El repunte neoliberal no se desliga de la crisis de la RC. La crítica de ésta al poder de los mercados no habrá de expandirse entonces sin justificación de las razones de su trance. Al margen del modo más o menos arbitrario con que la corrupción se ha construido como problema público, aquella, y la impunidad en su torno, terminaron por avalar el giro gubernamental. No obstante, al hacer de éste un puro efecto de la «traición de Moreno» y al no ver en la anti-corrupción otra cosa que acoso político -que lo hay y sin disimulo- el correísmo se desentiende de su lugar en la trama, trivializa la demanda social de transparencia y no consigue dotarse de la credibilidad necesaria para hacer frente a la patraña de la puesta en forma del neoliberalismo como salida ética ante los excesos populistas.

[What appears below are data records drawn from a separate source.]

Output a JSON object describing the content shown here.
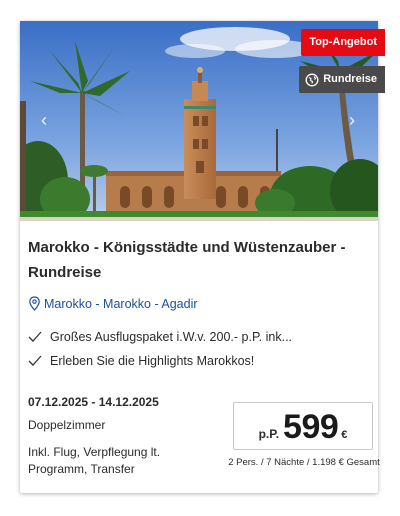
{
  "offer": {
    "badge_top": "Top-Angebot",
    "badge_type": "Rundreise",
    "badge_type_icon": "globe-icon",
    "title": "Marokko - Königsstädte und Wüstenzauber - Rundreise",
    "location": "Marokko - Marokko - Agadir",
    "features": [
      "Großes Ausflugspaket i.W.v. 200.- p.P. ink...",
      "Erleben Sie die Highlights Marokkos!"
    ],
    "dates": "07.12.2025 - 14.12.2025",
    "room": "Doppelzimmer",
    "inclusions": "Inkl. Flug, Verpflegung lt. Programm, Transfer",
    "price": {
      "prefix": "p.P.",
      "value": "599",
      "currency": "€",
      "detail": "2 Pers. / 7 Nächte / 1.198 € Gesamt"
    }
  },
  "colors": {
    "badge_top": "#e60a14",
    "badge_type": "#4a4a4a",
    "location_link": "#1e4f9c"
  }
}
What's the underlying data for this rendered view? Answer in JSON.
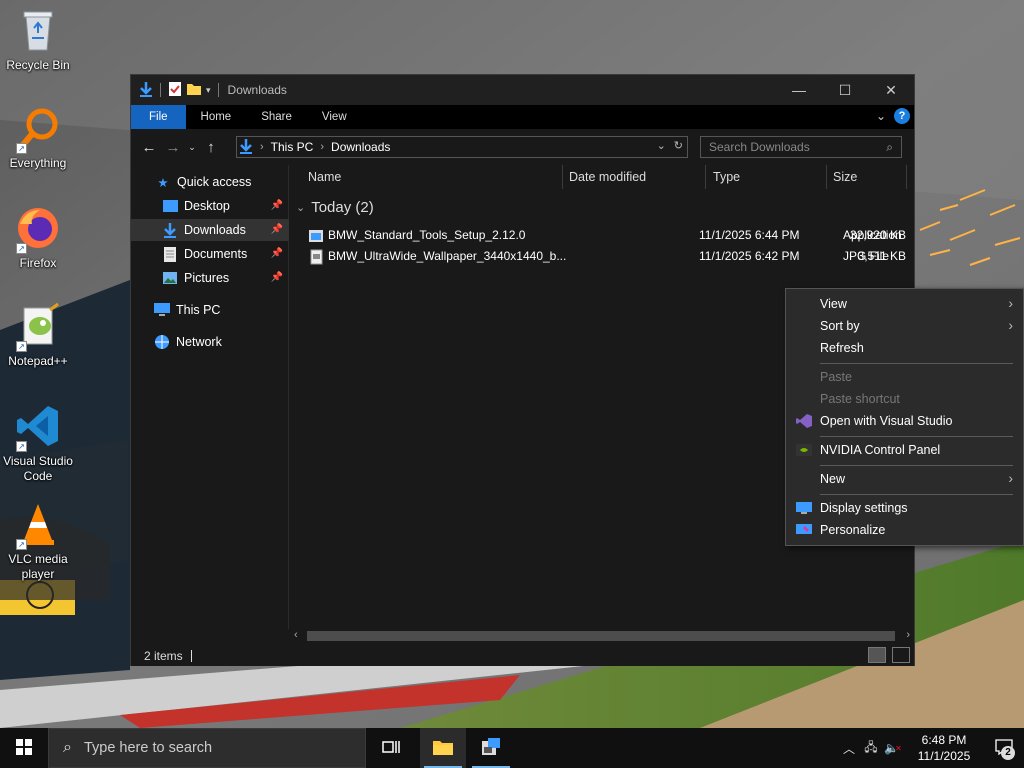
{
  "desktop": {
    "icons": [
      {
        "label": "Recycle Bin",
        "icon": "recycle-bin-icon"
      },
      {
        "label": "Everything",
        "icon": "everything-search-icon"
      },
      {
        "label": "Firefox",
        "icon": "firefox-icon"
      },
      {
        "label": "Notepad++",
        "icon": "notepad-plus-plus-icon"
      },
      {
        "label": "Visual Studio Code",
        "icon": "vscode-icon"
      },
      {
        "label": "VLC media player",
        "icon": "vlc-icon"
      }
    ]
  },
  "explorer": {
    "title": "Downloads",
    "ribbon_tabs": [
      "File",
      "Home",
      "Share",
      "View"
    ],
    "active_tab": "File",
    "address": {
      "crumbs": [
        "This PC",
        "Downloads"
      ]
    },
    "search_placeholder": "Search Downloads",
    "nav": {
      "quick_access": "Quick access",
      "items": [
        "Desktop",
        "Downloads",
        "Documents",
        "Pictures"
      ],
      "this_pc": "This PC",
      "network": "Network",
      "selected": "Downloads"
    },
    "columns": [
      "Name",
      "Date modified",
      "Type",
      "Size"
    ],
    "group_label": "Today (2)",
    "files": [
      {
        "name": "BMW_Standard_Tools_Setup_2.12.0",
        "date": "11/1/2025 6:44 PM",
        "type": "Application",
        "size": "32,920 KB"
      },
      {
        "name": "BMW_UltraWide_Wallpaper_3440x1440_b...",
        "date": "11/1/2025 6:42 PM",
        "type": "JPG File",
        "size": "3,511 KB"
      }
    ],
    "status": "2 items"
  },
  "context_menu": {
    "items": {
      "view": "View",
      "sort_by": "Sort by",
      "refresh": "Refresh",
      "paste": "Paste",
      "paste_shortcut": "Paste shortcut",
      "open_vs": "Open with Visual Studio",
      "nvidia": "NVIDIA Control Panel",
      "new": "New",
      "display_settings": "Display settings",
      "personalize": "Personalize"
    }
  },
  "taskbar": {
    "search_placeholder": "Type here to search",
    "time": "6:48 PM",
    "date": "11/1/2025",
    "notification_count": "2"
  },
  "colors": {
    "accent": "#1565c0",
    "window_bg": "#191919",
    "menu_bg": "#2b2b2b"
  }
}
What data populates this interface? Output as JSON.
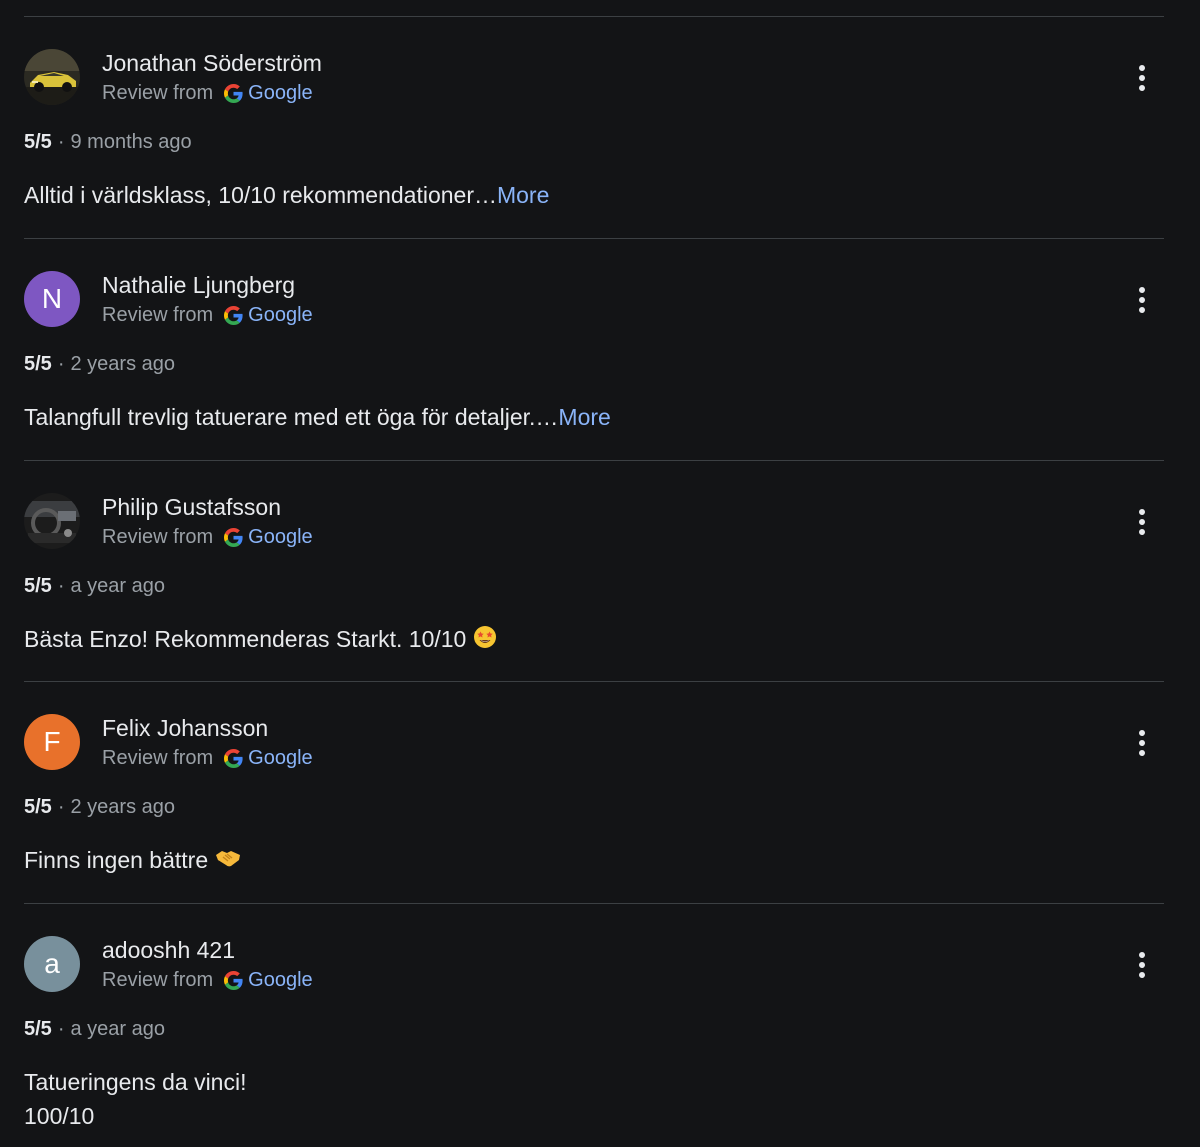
{
  "source_label": "Review from",
  "source_name": "Google",
  "more_label": "More",
  "colors": {
    "background": "#131416",
    "link": "#8ab4f8",
    "secondary_text": "#9aa0a6",
    "primary_text": "#e8eaed",
    "divider": "#3c4043"
  },
  "reviews": [
    {
      "name": "Jonathan Söderström",
      "avatar": "car-photo",
      "rating": "5/5",
      "time": "9 months ago",
      "text": "Alltid i världsklass, 10/10 rekommendationer…"
    },
    {
      "name": "Nathalie Ljungberg",
      "avatar_letter": "N",
      "avatar_color": "#7e57c2",
      "rating": "5/5",
      "time": "2 years ago",
      "text": "Talangfull trevlig tatuerare med ett öga för detaljer.…"
    },
    {
      "name": "Philip Gustafsson",
      "avatar": "car-interior-photo",
      "rating": "5/5",
      "time": "a year ago",
      "text": "Bästa Enzo! Rekommenderas Starkt. 10/10",
      "emoji": "star-struck-emoji"
    },
    {
      "name": "Felix Johansson",
      "avatar_letter": "F",
      "avatar_color": "#e8712b",
      "rating": "5/5",
      "time": "2 years ago",
      "text": "Finns ingen bättre",
      "emoji": "handshake-emoji"
    },
    {
      "name": "adooshh 421",
      "avatar_letter": "a",
      "avatar_color": "#78909c",
      "rating": "5/5",
      "time": "a year ago",
      "text_line1": "Tatueringens da vinci!",
      "text_line2": "100/10"
    }
  ]
}
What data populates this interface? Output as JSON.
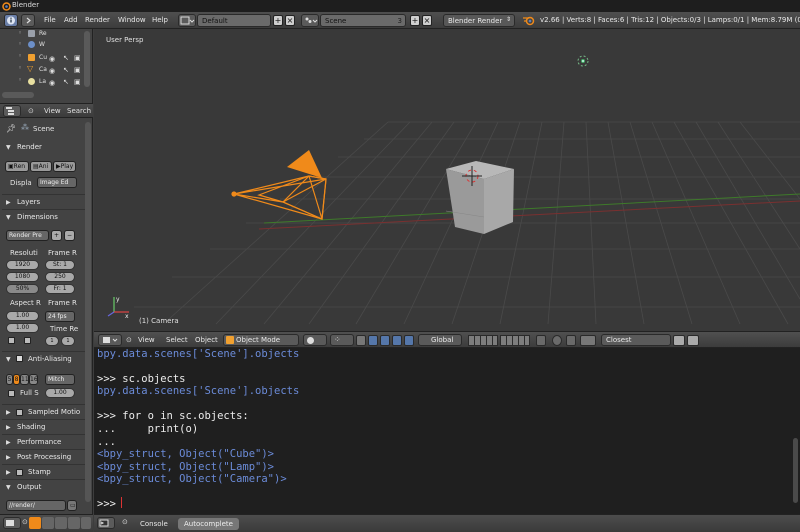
{
  "window": {
    "title": "Blender"
  },
  "info_header": {
    "menus": [
      "File",
      "Add",
      "Render",
      "Window",
      "Help"
    ],
    "screen_layout": "Default",
    "scene": "Scene",
    "scene_users": "3",
    "render_engine": "Blender Render",
    "stats": "v2.66 | Verts:8 | Faces:6 | Tris:12 | Objects:0/3 | Lamps:0/1 | Mem:8.79M (0.11M)"
  },
  "outliner": {
    "items": [
      {
        "label": "Re",
        "icon": "render-layers-icon"
      },
      {
        "label": "W",
        "icon": "world-icon"
      },
      {
        "label": "Cu",
        "icon": "cube-object-icon"
      },
      {
        "label": "Ca",
        "icon": "camera-object-icon"
      },
      {
        "label": "La",
        "icon": "lamp-object-icon"
      }
    ],
    "header": {
      "view": "View",
      "search": "Search"
    }
  },
  "properties": {
    "breadcrumb": "Scene",
    "render_panel": {
      "title": "Render",
      "buttons": [
        "Ren",
        "Ani",
        "Play"
      ],
      "display_label": "Displa",
      "display_value": "Image Ed"
    },
    "layers_panel": "Layers",
    "dimensions_panel": {
      "title": "Dimensions",
      "preset": "Render Pre",
      "resolution_label": "Resoluti",
      "frame_range_label": "Frame R",
      "res_x": "1920",
      "res_y": "1080",
      "res_pct": "50%",
      "frame_start": "St: 1",
      "frame_end": "250",
      "frame_step": "Fr: 1",
      "aspect_label": "Aspect R",
      "frame_rate_label": "Frame R",
      "aspect_x": "1.00",
      "aspect_y": "1.00",
      "fps": "24 fps",
      "time_remap_label": "Time Re",
      "time_old": "1",
      "time_new": "1"
    },
    "anti_aliasing": {
      "title": "Anti-Aliasing",
      "samples": [
        "5",
        "8",
        "11",
        "16"
      ],
      "filter": "Mitch",
      "full_sample": "Full S",
      "filter_size": "1.00"
    },
    "collapsed_panels": [
      "Sampled Motio",
      "Shading",
      "Performance",
      "Post Processing",
      "Stamp"
    ],
    "output_panel": {
      "title": "Output",
      "path": "//render/"
    }
  },
  "viewport": {
    "view_name": "User Persp",
    "object_name": "(1) Camera",
    "header": {
      "view": "View",
      "select": "Select",
      "object": "Object",
      "mode": "Object Mode",
      "orientation": "Global",
      "snap": "Closest"
    },
    "colors": {
      "selected": "#f08a1a",
      "grid": "#4a4a4a",
      "x_axis": "#8a3a3a",
      "y_axis": "#3e7a2a"
    }
  },
  "console": {
    "lines": [
      {
        "text": "bpy.data.scenes['Scene'].objects",
        "style": "blue"
      },
      {
        "text": "",
        "style": "white"
      },
      {
        "text": ">>> sc.objects",
        "style": "white"
      },
      {
        "text": "bpy.data.scenes['Scene'].objects",
        "style": "blue"
      },
      {
        "text": "",
        "style": "white"
      },
      {
        "text": ">>> for o in sc.objects:",
        "style": "white"
      },
      {
        "text": "...     print(o)",
        "style": "white"
      },
      {
        "text": "...",
        "style": "white"
      },
      {
        "text": "<bpy_struct, Object(\"Cube\")>",
        "style": "blue"
      },
      {
        "text": "<bpy_struct, Object(\"Lamp\")>",
        "style": "blue"
      },
      {
        "text": "<bpy_struct, Object(\"Camera\")>",
        "style": "blue"
      },
      {
        "text": "",
        "style": "white"
      },
      {
        "text": ">>> ",
        "style": "white"
      }
    ],
    "tabs": {
      "console": "Console",
      "autocomplete": "Autocomplete"
    }
  }
}
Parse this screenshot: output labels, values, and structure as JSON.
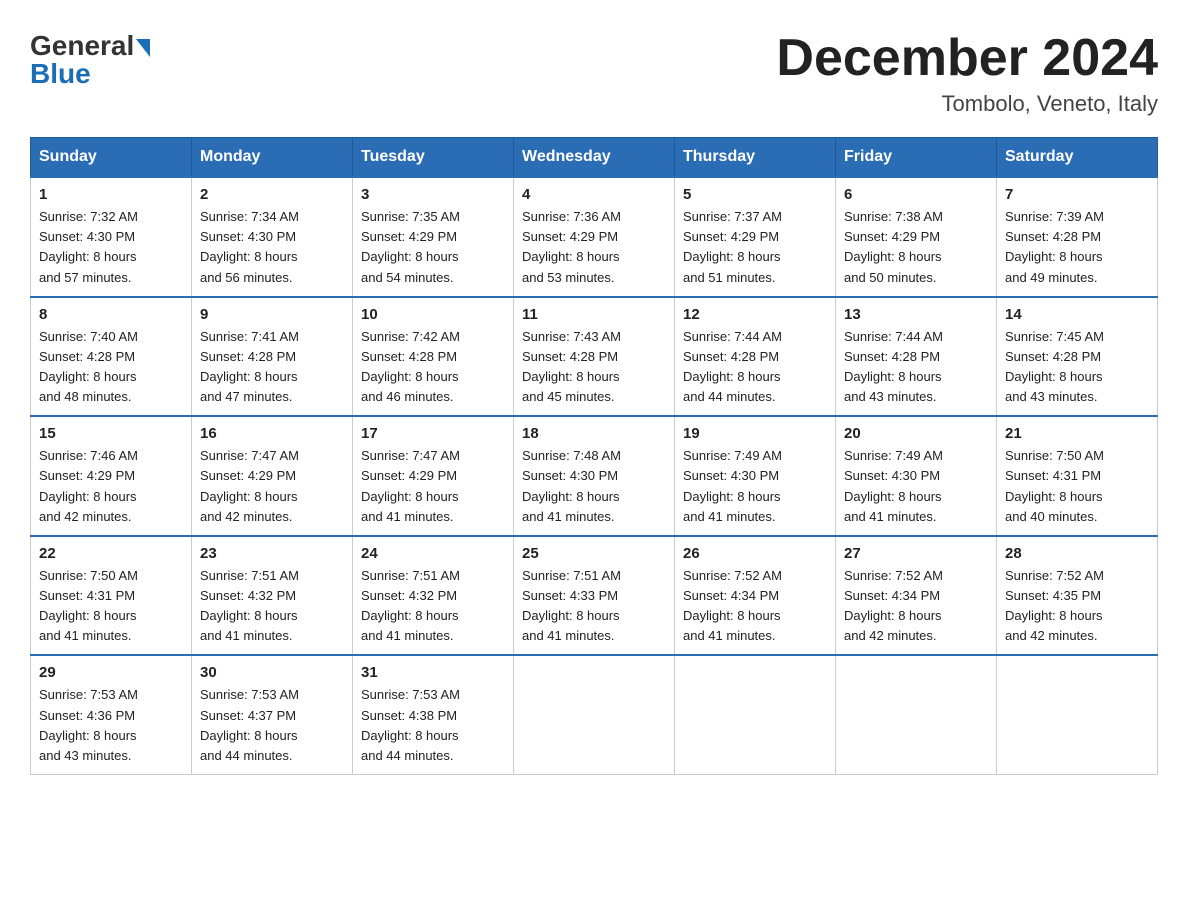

Sin ruptura con el sentido canónico de su acción como fuerza opositora, entonces, la RC habrá de resignarse a preservar su militancia. Aquello podría ser irrelevante sino fuera porque dicho acumulado puede gravitar de modo decisivo en el espacio de las resistencias. La embrionaria movilización contra el ajuste ha provenido básicamente de su convocatoria. La crítica de otros pequeños núcleos de izquierda al proyecto empresarial queda represada en su esfuerzo por desmarcarse de la «década ganada». La colaboración indígena con el gobierno entrampa, por su parte, su histórico antagonismo a las políticas pro-mercado. Para la izquierda antipopulista luce más rentable implicarse en la descorreización que confrontar el ajuste. La prefiguración de algo así como un neoliberalismo progresista parece, no obstante, ya bloqueada por los impactos de la austeridad en el bienestar y la arbitrariedad del cambio institucional. En medio del desierto del campo popular queda por ver si la gran derecha cogobernante -que no gana una elección presidencial desde 1998- podrá evitar que la acelerada pérdida de confianza social en el régimen frustre su proyecto de volver al poder por las urnas. De no ser así, como Temer en Brasil, Moreno habrá devorado tanto a quienes lo llevaron al poder como a los que lo sostuvieron en su cruzada antipopular. Sabemos bien cómo termina eso.